In Appellant v. Respondent, Appeal No. 931125, 1994 WL 31842 (Tex. Work. Comp. Com. Jan. 26, 1994), the claimant contended that Dr. D's assignment of an impairment rating was invalid because he found the date of maximum medical improvement to have occurred on July 8, 1993, the date of his examination, but not the mid-January 1993 statutory date of maximum medical improvement. Thus, according to the claimant, Dr. D's calculation of his impairment rating did not take into consideration his condition on the date of the statutorily imposed maximum medical improvement. The Appeals Panel found no merit to this argument. "Although the Appeals Panel has stated that the 'threshold issue of the existence of MMI cannot be neatly severed from assessment of an 'impairment rating,' and that these issues are 'somewhat intertwined,' . . . we have never held that MMI and IR can never be individually considered and decided." "IR can be decided separately from MMI, for example, when MMI is agreed to by the parties or when, as in this case, statutory MMI has been reached.

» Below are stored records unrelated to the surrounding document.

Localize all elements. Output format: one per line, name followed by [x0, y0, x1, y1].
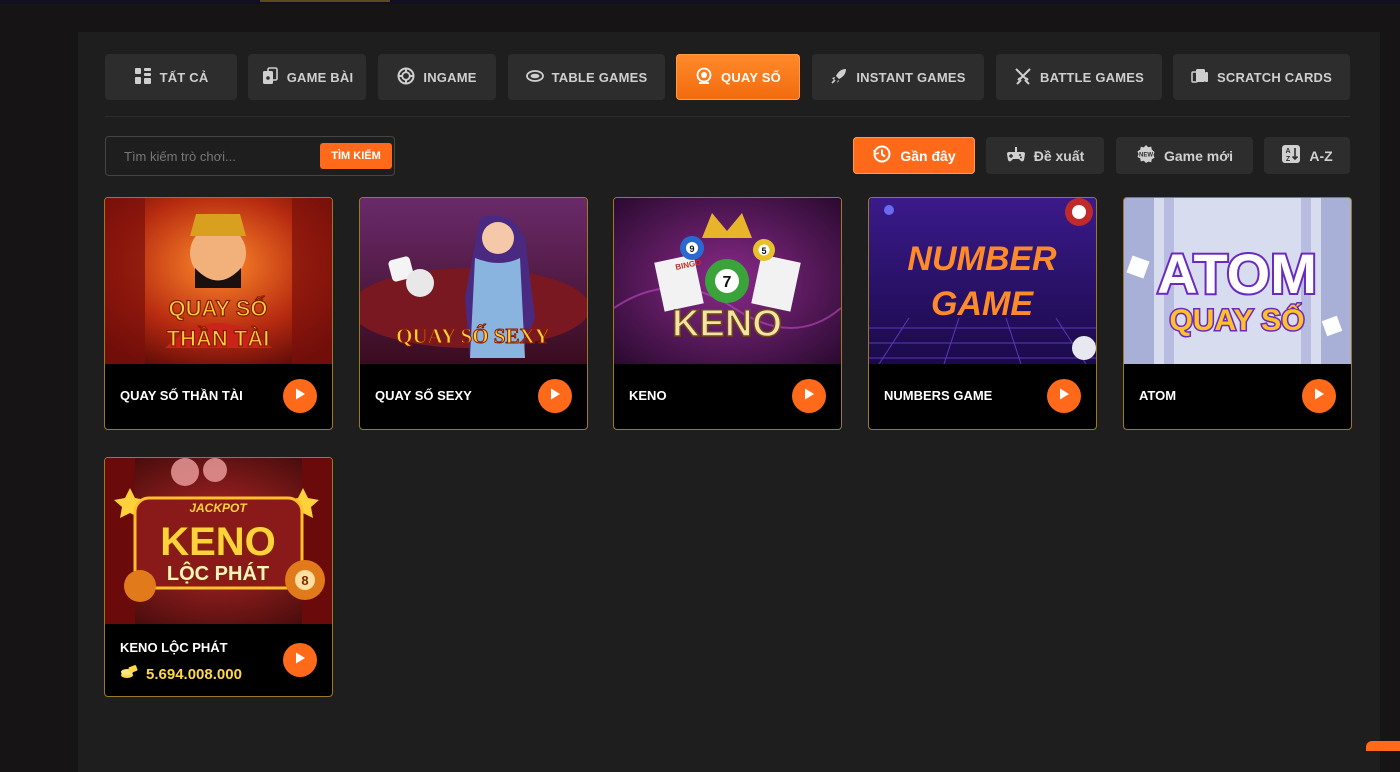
- scratch-card-icon: [1191, 67, 1209, 88]
- svg-text:7: 7: [723, 274, 732, 291]
- play-icon: [293, 387, 307, 406]
- tab-battle-games[interactable]: BATTLE GAMES: [996, 54, 1162, 100]
- game-name: QUAY SỐ SEXY: [375, 388, 472, 403]
- cards-icon: [261, 66, 279, 88]
- tab-label: QUAY SỐ: [721, 69, 781, 85]
- play-button[interactable]: [283, 379, 317, 413]
- game-name: KENO LỘC PHÁT: [120, 640, 228, 655]
- search-input[interactable]: [106, 137, 311, 175]
- tab-ingame[interactable]: INGAME: [378, 54, 496, 100]
- play-icon: [293, 651, 307, 670]
- play-button[interactable]: [1302, 379, 1336, 413]
- az-sort-icon: AZ: [1281, 144, 1301, 167]
- tab-table-games[interactable]: TABLE GAMES: [508, 54, 665, 100]
- game-thumbnail: BINGO 7 9 5 KENO: [614, 198, 841, 364]
- svg-text:A: A: [1286, 148, 1291, 155]
- search-button[interactable]: TÌM KIẾM: [320, 143, 392, 169]
- game-name: ATOM: [1139, 388, 1177, 403]
- tab-all[interactable]: TẤT CẢ: [105, 54, 237, 100]
- game-thumbnail: NUMBER GAME: [869, 198, 1096, 364]
- sort-label: Gần đây: [900, 147, 956, 164]
- search-box: TÌM KIẾM: [105, 136, 395, 176]
- game-thumbnail: QUAY SỐ THẦN TÀI: [105, 198, 332, 364]
- tab-label: TABLE GAMES: [551, 69, 648, 85]
- gamepad-icon: [1006, 144, 1026, 167]
- table-icon: [525, 67, 544, 88]
- play-icon: [548, 387, 562, 406]
- svg-text:ATOM: ATOM: [1157, 242, 1317, 305]
- svg-text:NUMBER: NUMBER: [907, 240, 1057, 278]
- game-card-keno[interactable]: BINGO 7 9 5 KENO KENO: [613, 197, 842, 430]
- tab-label: BATTLE GAMES: [1040, 69, 1144, 85]
- swords-icon: [1014, 67, 1032, 88]
- game-card-quay-so-sexy[interactable]: QUAY SỐ SEXY QUAY SỐ SEXY: [359, 197, 588, 430]
- recent-icon: [872, 144, 892, 167]
- sort-label: A-Z: [1309, 147, 1333, 164]
- game-card-keno-loc-phat[interactable]: JACKPOT KENO LỘC PHÁT 8 KENO LỘC PHÁT 5.…: [104, 457, 333, 697]
- tab-label: GAME BÀI: [286, 69, 354, 85]
- game-name: QUAY SỐ THẦN TÀI: [120, 388, 243, 403]
- svg-text:QUAY SỐ SEXY: QUAY SỐ SEXY: [396, 324, 550, 348]
- play-button[interactable]: [1047, 379, 1081, 413]
- svg-text:GAME: GAME: [931, 285, 1034, 323]
- coins-icon: [120, 664, 138, 685]
- game-card-atom[interactable]: ATOM QUAY SỐ ATOM: [1123, 197, 1352, 430]
- tab-lottery[interactable]: QUAY SỐ: [676, 54, 800, 100]
- play-button[interactable]: [538, 379, 572, 413]
- tab-label: TẤT CẢ: [159, 69, 209, 85]
- play-icon: [1312, 387, 1326, 406]
- grid-icon: [134, 67, 152, 88]
- tab-card-games[interactable]: GAME BÀI: [248, 54, 366, 100]
- tab-label: INSTANT GAMES: [856, 69, 966, 85]
- svg-text:NEW: NEW: [1139, 153, 1153, 159]
- lottery-icon: [695, 67, 713, 88]
- divider: [105, 116, 1350, 117]
- svg-text:Z: Z: [1286, 156, 1291, 163]
- svg-text:9: 9: [689, 244, 694, 254]
- tab-instant-games[interactable]: INSTANT GAMES: [812, 54, 984, 100]
- tab-label: INGAME: [423, 69, 477, 85]
- sort-label: Đề xuất: [1033, 147, 1085, 164]
- svg-text:THẦN TÀI: THẦN TÀI: [167, 326, 270, 351]
- sort-new-games[interactable]: NEW Game mới: [1116, 137, 1253, 174]
- tab-label: SCRATCH CARDS: [1216, 69, 1333, 85]
- play-icon: [1057, 387, 1071, 406]
- game-thumbnail: QUAY SỐ SEXY: [360, 198, 587, 364]
- game-card-numbers-game[interactable]: NUMBER GAME NUMBERS GAME: [868, 197, 1097, 430]
- top-glow: [260, 0, 390, 2]
- game-lobby-panel: TẤT CẢ GAME BÀI INGAME TABLE GAMES QUAY …: [78, 32, 1380, 772]
- top-strip: [0, 0, 1400, 4]
- play-icon: [802, 387, 816, 406]
- game-thumbnail: JACKPOT KENO LỘC PHÁT 8: [105, 458, 332, 624]
- svg-text:LỘC PHÁT: LỘC PHÁT: [167, 561, 269, 585]
- svg-text:8: 8: [301, 573, 308, 588]
- sort-recent[interactable]: Gần đây: [853, 137, 975, 174]
- game-card-quay-so-than-tai[interactable]: QUAY SỐ THẦN TÀI QUAY SỐ THẦN TÀI: [104, 197, 333, 430]
- floating-corner-button[interactable]: [1366, 741, 1400, 751]
- svg-text:JACKPOT: JACKPOT: [189, 501, 248, 515]
- svg-text:QUAY SỐ: QUAY SỐ: [1169, 303, 1304, 337]
- sort-a-z[interactable]: AZ A-Z: [1264, 137, 1350, 174]
- play-button[interactable]: [283, 643, 317, 677]
- game-name: NUMBERS GAME: [884, 388, 993, 403]
- jackpot-amount: 5.694.008.000: [120, 664, 242, 685]
- tab-scratch-cards[interactable]: SCRATCH CARDS: [1173, 54, 1350, 100]
- rocket-icon: [830, 67, 848, 88]
- sort-label: Game mới: [1163, 147, 1234, 164]
- new-badge-icon: NEW: [1136, 144, 1156, 167]
- game-thumbnail: ATOM QUAY SỐ: [1124, 198, 1351, 364]
- play-button[interactable]: [792, 379, 826, 413]
- sort-suggested[interactable]: Đề xuất: [986, 137, 1104, 174]
- svg-text:KENO: KENO: [672, 303, 782, 345]
- chip-icon: [397, 67, 415, 88]
- jackpot-value: 5.694.008.000: [146, 666, 242, 683]
- game-name: KENO: [629, 388, 667, 403]
- svg-text:5: 5: [761, 246, 766, 256]
- svg-text:KENO: KENO: [160, 520, 276, 564]
- svg-text:QUAY SỐ: QUAY SỐ: [168, 295, 267, 321]
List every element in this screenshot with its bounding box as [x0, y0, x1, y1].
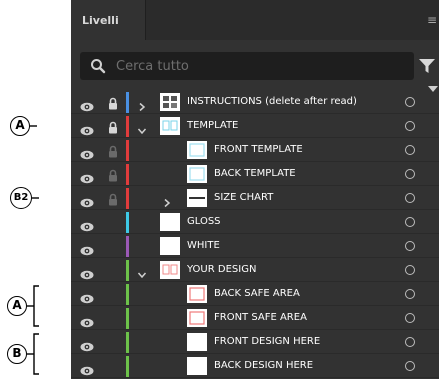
- visibility-eye-icon[interactable]: [80, 121, 94, 136]
- layer-thumbnail: [187, 333, 207, 351]
- layer-row[interactable]: BACK DESIGN HERE: [71, 354, 439, 378]
- layer-thumbnail: [160, 237, 180, 255]
- layer-name[interactable]: FRONT TEMPLATE: [214, 138, 303, 162]
- layer-thumbnail: [187, 189, 207, 207]
- layers-panel: Livelli ≡ INSTRUCTIONS (delete after rea…: [71, 0, 439, 379]
- target-circle-icon[interactable]: [405, 169, 415, 179]
- layer-thumbnail: [160, 117, 180, 135]
- target-circle-icon[interactable]: [405, 121, 415, 131]
- layer-row[interactable]: SIZE CHART: [71, 186, 439, 210]
- layer-name[interactable]: GLOSS: [187, 210, 221, 234]
- chevron-right-icon[interactable]: [162, 193, 172, 208]
- search-input[interactable]: [116, 56, 396, 76]
- layer-row[interactable]: WHITE: [71, 234, 439, 258]
- layer-thumbnail: [160, 213, 180, 231]
- visibility-eye-icon[interactable]: [80, 241, 94, 256]
- layer-name[interactable]: BACK DESIGN HERE: [214, 354, 313, 378]
- visibility-eye-icon[interactable]: [80, 313, 94, 328]
- layer-color-bar: [126, 188, 129, 209]
- layer-name[interactable]: YOUR DESIGN: [187, 258, 256, 282]
- lock-icon[interactable]: [108, 191, 118, 206]
- layer-row[interactable]: FRONT TEMPLATE: [71, 138, 439, 162]
- target-circle-icon[interactable]: [405, 241, 415, 251]
- visibility-eye-icon[interactable]: [80, 97, 94, 112]
- layer-thumbnail: [187, 141, 207, 159]
- layer-row[interactable]: BACK TEMPLATE: [71, 162, 439, 186]
- layer-color-bar: [126, 332, 129, 353]
- target-circle-icon[interactable]: [405, 217, 415, 227]
- target-circle-icon[interactable]: [405, 361, 415, 371]
- layer-thumbnail: [187, 309, 207, 327]
- visibility-eye-icon[interactable]: [80, 145, 94, 160]
- layer-color-bar: [126, 140, 129, 161]
- layer-row[interactable]: FRONT DESIGN HERE: [71, 330, 439, 354]
- layer-row[interactable]: FRONT SAFE AREA: [71, 306, 439, 330]
- layer-name[interactable]: TEMPLATE: [187, 114, 238, 138]
- target-circle-icon[interactable]: [405, 97, 415, 107]
- visibility-eye-icon[interactable]: [80, 289, 94, 304]
- chevron-down-icon[interactable]: [137, 121, 147, 135]
- panel-tab-bar: Livelli ≡: [71, 0, 439, 40]
- lock-icon[interactable]: [108, 167, 118, 182]
- target-circle-icon[interactable]: [405, 313, 415, 323]
- layer-name[interactable]: WHITE: [187, 234, 220, 258]
- layer-color-bar: [126, 92, 129, 113]
- layer-name[interactable]: SIZE CHART: [214, 186, 273, 210]
- layer-color-bar: [126, 356, 129, 377]
- visibility-eye-icon[interactable]: [80, 265, 94, 280]
- layer-thumbnail: [187, 357, 207, 375]
- layer-color-bar: [126, 308, 129, 329]
- layer-thumbnail: [187, 285, 207, 303]
- tab-layers[interactable]: Livelli: [71, 0, 145, 40]
- callout-connector: [27, 333, 39, 375]
- layer-thumbnail: [160, 261, 180, 279]
- search-icon: [91, 59, 106, 74]
- visibility-eye-icon[interactable]: [80, 169, 94, 184]
- panel-menu-icon[interactable]: ≡: [427, 14, 439, 26]
- chevron-right-icon[interactable]: [137, 97, 147, 112]
- visibility-eye-icon[interactable]: [80, 361, 94, 376]
- target-circle-icon[interactable]: [405, 265, 415, 275]
- layer-row[interactable]: INSTRUCTIONS (delete after read): [71, 90, 439, 114]
- layer-color-bar: [126, 260, 129, 281]
- layer-name[interactable]: FRONT SAFE AREA: [214, 306, 307, 330]
- layer-color-bar: [126, 116, 129, 137]
- lock-icon[interactable]: [108, 143, 118, 158]
- layer-name[interactable]: BACK SAFE AREA: [214, 282, 300, 306]
- filter-icon[interactable]: [417, 56, 437, 76]
- search-box[interactable]: [80, 52, 414, 80]
- layer-row[interactable]: TEMPLATE: [71, 114, 439, 138]
- visibility-eye-icon[interactable]: [80, 193, 94, 208]
- layer-name[interactable]: INSTRUCTIONS (delete after read): [187, 90, 357, 114]
- target-circle-icon[interactable]: [405, 145, 415, 155]
- layer-row[interactable]: YOUR DESIGN: [71, 258, 439, 282]
- visibility-eye-icon[interactable]: [80, 337, 94, 352]
- visibility-eye-icon[interactable]: [80, 217, 94, 232]
- layer-thumbnail: [187, 165, 207, 183]
- layer-color-bar: [126, 164, 129, 185]
- tab-divider: [145, 0, 146, 40]
- layer-name[interactable]: FRONT DESIGN HERE: [214, 330, 320, 354]
- lock-icon[interactable]: [108, 95, 118, 110]
- target-circle-icon[interactable]: [405, 337, 415, 347]
- layer-row[interactable]: GLOSS: [71, 210, 439, 234]
- layer-color-bar: [126, 236, 129, 257]
- chevron-down-icon[interactable]: [137, 265, 147, 279]
- target-circle-icon[interactable]: [405, 193, 415, 203]
- layer-color-bar: [126, 212, 129, 233]
- layer-name[interactable]: BACK TEMPLATE: [214, 162, 296, 186]
- layer-thumbnail: [160, 93, 180, 111]
- layer-color-bar: [126, 284, 129, 305]
- layer-row[interactable]: BACK SAFE AREA: [71, 282, 439, 306]
- lock-icon[interactable]: [108, 119, 118, 134]
- target-circle-icon[interactable]: [405, 289, 415, 299]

In such cases, it is essential only that MMI be reached before an IR is assigned." Id. Even though the foregoing decision predates the revision of Section 130.1(c)(3), its reasoning is consistent with the 2004 revision to that section. The panel recognized that "in such cases, it is essential only that MMI be reached before an IR is assigned." Id. Because the impairment rating was assigned after the date of maximum medical improvement, the "Claimant's challenge to Dr. D's IR that Dr. D relied on a later and wrong date of MMI which caused a defective impairment rating is in effect a challenge to the presumptive weight of Dr. D's report." Id.